Когда Шумилов, осторожно пригнувшись в низком проеме двери, шагнул в этот полумрак, все глаза, что открыты были в тот миг, да еще видеть могли, враз сверкнули в его сторону. Еще бы, не часто случалось чужака тут увидеть: что, если не таков он, как все мужики? Ан, нет – о двух ногах, о двух руках, голова на месте, глядит приветливо. Что еще надобно?
Сергей, не зная порядков, сразу же направился к стойке. Так он для себя определил загородку из дубовых досок, отделявшую общее помещение от корчмаря. Или его – от помещения, как знать.
Тот, что за перегородкой был – высоченный такой, косая сажень в плечах, моложавый мужик с аккуратной бороденкой, не дав Сергею и рта раскрыть, сказал зычно:
– Это ты, стало быть, из самой Москвы пёхом пришел? Ну, садись за стол, я девку к тебе подошлю. Скажешь, что надобно.
– Спасибо, – только и ответил Шумилов, поражаясь культуре обслуживания в этом заведении.
Оглянувшись, он выбрал столик у стены, на котором лежала белая, редкой вязкой сделанная кружевная накидочка с желтым пятном посередине. Присел, пододвинув тяжелый, основательный стул. Мужики, что за соседним столом гудели, как шмели на майской поляне, смолкли враз, насторожились. Один, то ли посмелее других, то ли пьянее, заявил вдруг:
– Ты, того, не робей! Мы гостев не забижаем. – Потом добавил после паузы: – Споначалу…
– А я, в общем-то, и не робею, – ответил Сергей. – Вы все мне глубоко симпатичны.

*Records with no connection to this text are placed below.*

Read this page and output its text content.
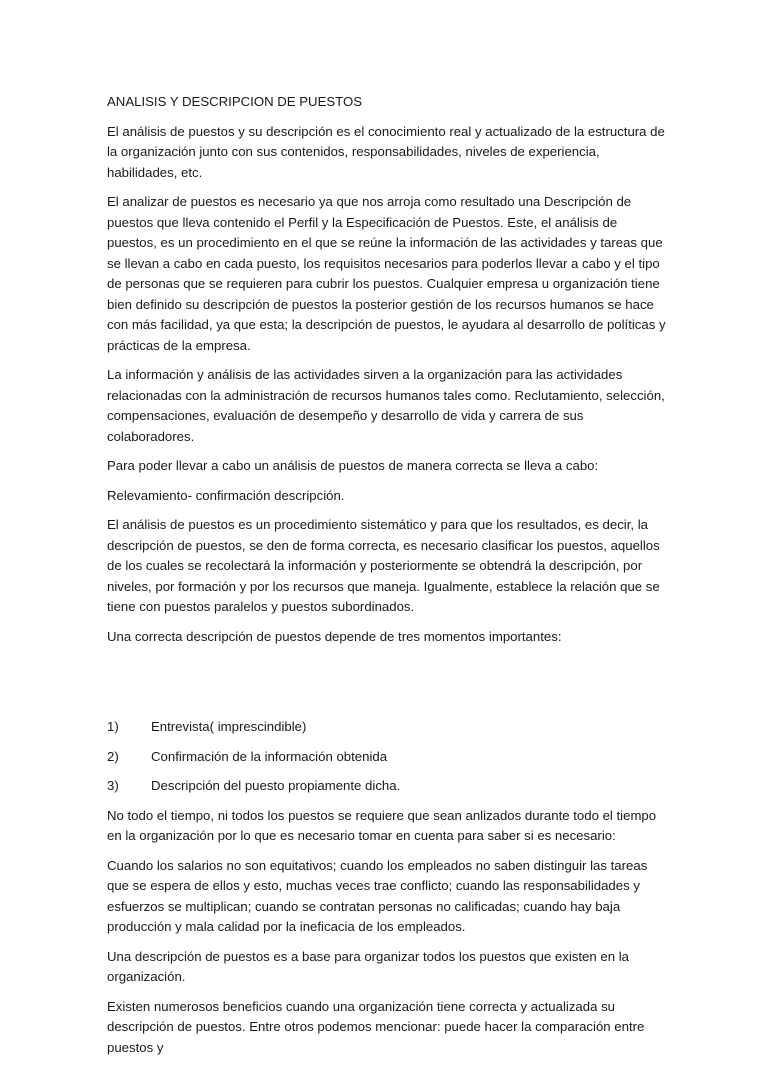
ANALISIS Y DESCRIPCION DE PUESTOS

El análisis de puestos y su descripción es el conocimiento real y actualizado de la estructura de la organización junto con sus contenidos, responsabilidades, niveles de experiencia, habilidades, etc.

El analizar de puestos es necesario ya que nos arroja como resultado una Descripción de puestos que lleva contenido el Perfil y la Especificación de Puestos. Este, el análisis de puestos, es un procedimiento en el que se reúne la información de las actividades y tareas que se llevan a cabo en cada puesto, los requisitos necesarios para poderlos llevar a cabo y el tipo de personas que se requieren para cubrir los puestos. Cualquier empresa u organización tiene bien definido su descripción de puestos la posterior gestión de los recursos humanos se hace con más facilidad, ya que esta; la descripción de puestos, le ayudara al desarrollo de políticas y prácticas de la empresa.

La información y análisis de las actividades sirven a la organización para las actividades relacionadas con la administración de recursos humanos tales como. Reclutamiento, selección, compensaciones, evaluación de desempeño y desarrollo de vida y carrera de sus colaboradores.

Para poder llevar a cabo un análisis de puestos de manera correcta se lleva a cabo:

Relevamiento- confirmación descripción.

El análisis de puestos es un procedimiento sistemático y para que los resultados, es decir, la descripción de puestos, se den de forma correcta, es necesario clasificar los puestos, aquellos de los cuales se recolectará la información y posteriormente se obtendrá la descripción, por niveles, por formación y por los recursos que maneja. Igualmente, establece la relación que se tiene con puestos paralelos y puestos subordinados.

Una correcta descripción de puestos depende de tres momentos importantes:

1)	Entrevista( imprescindible)
2)	Confirmación de la información obtenida
3)	Descripción del puesto propiamente dicha.

No todo el tiempo, ni todos los puestos se requiere que sean anlizados durante todo el tiempo en la organización por lo que es necesario tomar en cuenta para saber si es necesario:

Cuando los salarios no son equitativos; cuando los empleados no saben distinguir las tareas que se espera de ellos y esto, muchas veces trae conflicto; cuando las responsabilidades y esfuerzos se multiplican; cuando se contratan personas no calificadas; cuando hay baja producción y mala calidad por la ineficacia de los empleados.

Una descripción de puestos es a base para organizar todos los puestos que existen en la organización.

Existen numerosos beneficios cuando una organización tiene correcta y actualizada su descripción de puestos. Entre otros podemos mencionar: puede hacer la comparación entre puestos y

Те за столом – трое их было – переглянулись.
– Это чево он сказал? – спросил один.
– А пес его знает! Не ругается вроде.
– Ну! А то…
– Цыц, вы! – рявкнул на них корчмарь. – Эй, Любка! Ну, где ты там? А-ну, подь сюда поскорей, гостя обойди!
В ту же секунду откуда-то возникла девица лет семнадцати, с длинной, густой косой до пояса. Встала, как березка, стройная перед Шумиловым, ослепляя застенчивой улыбкой.
– Чего барин желает? – спросила заученно, а в голосе – тоска Вселенская, девичья.
– Сам не знаю, – ответил Сергей. – Что у вас есть?
– Телятина жареная, заяц запеченный, почки копченые. Ну, и картошка вареная, как водится. Еще пироги с капустой и луком. Медовуха, квас.
Ее голос прилетал откуда-то из поднебесья – так показалось Сергею. Он смотрел на эту девочку, удивительно пропорционально сложенную, приветливую и застенчивую, и видел в ней истинную русскую красоту, не сравнимую ни с какой другой. Ту красоту, в которой основной составляющей было даже не привлекательное лицо, не божественная фигура и еще не Бог весть что, а Душа – самое гармоничное и самое загадочное, что вообще может быть в человеке.
И в тот же миг в нем проснулось одно единственное желание, бившееся, пульсировавшее в нем. Это желание ни с чем нельзя было сравнить. Оно приходит не ко всякому, оно посещает время от времени истинно творческие души. Оно переворачивает все внутри, подавляя остальные чувства своим ураганным напором.
– Как тебя зовут? – спросил он. – Люба?
– Да, барин.
– А хозяин корчмы – твой отец?
– Нет, это дядька. Отца нет, одна мамка.
– Знаешь, ведь слыхала уже, что я – художник?
– Да, барин.
– Так вот, Люба, я очень хочу тебя нарисовать. Ты не представляешь, как ты красива! Я никогда не встречал девушек лучше тебя. А здесь, по большому счету, твою красоту некому оценить.
– Ой, барин! – воскликнула она. – Что вы такое говорите!
– Я говорю то, что думаю, то, что чувствую. Таких натурщиц, как ты, ни у Репина, ни у Крамского не было. Ты не стесняйся, Люба, я у дядьки спрошу разрешения.
Он говорил и уже давно видел эту девушку, ее одухотворенное лицо, на холсте. Видел ракурс – поворот головы, угол глаз, положение рук и плеч. Она уже была на холсте, но… лишь в его воображении. И пока он говорил с ней, всё остальное, что находилось вокруг, перестало для него существовать, исчезло, умерло.